Envoyer à un ami | Version à imprimer | Version en PDF

LA SURVIE A UN PRIX

par M. Abdou BENABBOU

Le flou a définitivement enveloppé les mauvaises pérégrinations du tramway d'Oran sans doute parce que les antagonismes se sont figés dans un terrain restreint qui ne pouvait contenir que la seule confrontation des arrière-pensées et des fuites en avant. La grève et les marches continuent et il n'est pas dit que les perturbations s'arrêteront. Faute de solution, la SETRAM s'en tient à la petite gestion d'une large prise d'otage et les grévistes s'agrippent de toutes leurs forces à des emplois qui s'envolent. Ils n'ont que l'inertie et la surdité comme armes et arguments. Le quiproquo est à la hauteur des bras croisés des autorités qui ne savent plus à qui, des travailleurs ou du tramway, faudrait-il offrir l'avantage d'une vie dans une économie débridée où la confusion entre propriétaires et employés est totalement consommée.

C'est qu'il ne s'agit plus de conditions de travail et d'exploitation effrénée d'une main-d'œuvre, ni de non-respect d'un code du travail. A la base de ce suicidaire dilemme, il est question de la farouche volonté d'un pan entier de la société qui a définitivement décidé de ne plus faire la distinction entre bien public et bien privé et qui a poussé le culot jusqu'à faire de la mendicité un droit sacré.

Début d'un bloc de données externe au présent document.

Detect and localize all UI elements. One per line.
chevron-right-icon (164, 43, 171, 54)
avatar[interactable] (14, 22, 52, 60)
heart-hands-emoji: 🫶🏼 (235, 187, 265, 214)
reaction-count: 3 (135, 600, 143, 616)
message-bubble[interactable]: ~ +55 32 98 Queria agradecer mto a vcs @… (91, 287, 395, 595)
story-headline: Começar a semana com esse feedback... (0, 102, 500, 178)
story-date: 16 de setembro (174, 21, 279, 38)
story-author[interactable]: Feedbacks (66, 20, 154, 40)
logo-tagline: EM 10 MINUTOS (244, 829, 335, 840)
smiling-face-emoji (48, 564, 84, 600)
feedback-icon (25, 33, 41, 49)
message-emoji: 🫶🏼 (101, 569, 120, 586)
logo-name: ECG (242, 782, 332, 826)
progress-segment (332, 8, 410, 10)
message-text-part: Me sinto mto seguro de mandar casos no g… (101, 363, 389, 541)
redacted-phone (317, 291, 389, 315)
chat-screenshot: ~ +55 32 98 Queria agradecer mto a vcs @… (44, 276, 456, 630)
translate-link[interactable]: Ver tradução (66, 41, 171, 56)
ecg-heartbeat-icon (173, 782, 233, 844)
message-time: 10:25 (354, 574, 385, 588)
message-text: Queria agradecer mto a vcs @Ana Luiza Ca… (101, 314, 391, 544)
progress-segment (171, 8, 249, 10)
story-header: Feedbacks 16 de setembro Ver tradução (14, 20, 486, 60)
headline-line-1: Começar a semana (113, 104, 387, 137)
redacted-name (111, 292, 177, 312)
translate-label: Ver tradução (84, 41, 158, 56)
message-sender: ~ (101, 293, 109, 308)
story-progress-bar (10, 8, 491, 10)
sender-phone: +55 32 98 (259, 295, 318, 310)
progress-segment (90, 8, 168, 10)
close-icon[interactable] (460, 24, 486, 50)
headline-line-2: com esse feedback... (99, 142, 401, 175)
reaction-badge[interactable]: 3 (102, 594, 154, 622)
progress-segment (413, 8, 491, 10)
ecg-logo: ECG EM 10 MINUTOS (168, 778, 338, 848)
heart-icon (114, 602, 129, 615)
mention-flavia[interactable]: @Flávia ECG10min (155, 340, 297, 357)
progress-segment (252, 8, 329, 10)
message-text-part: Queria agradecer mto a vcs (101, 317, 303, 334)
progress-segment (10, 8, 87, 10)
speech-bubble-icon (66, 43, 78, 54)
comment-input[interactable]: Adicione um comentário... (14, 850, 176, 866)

Il est inutile de reprendre attache avec la grande littérature sur la noblesse apparente de la lutte contre l'exploitation des hommes. Le monde d'aujourd'hui n'a rien à voir avec celui d'hier. Pour peu que la dignité humaine soit respectée et qu'une vraie justice soit implacable, accéder à un emploi aujourd'hui obéit à des règles incontournables qui imposent pour manger l'obligation d'apporter une richesse en contrepartie. Les sociétés humaines ne se nourrissent plus aujourd'hui de rêves et de poésies et il est vrai que l'on a quelques difficultés à reconnaître dans un superbe désarroi que la tendance de la culture économique universelle actuelle est à la marche ou crève.

Le grand danger qui guette dorénavant l'économie algérienne est que la masse potentielle de la main-d'œuvre algérienne soit renvoyée à l'adossement des murs pour une hibernation perpétuelle tant est très forte la tentation des recruteurs d'aller chercher ailleurs des travailleurs étrangers.

Parce que ceux-là ont compris que la survie avait un prix.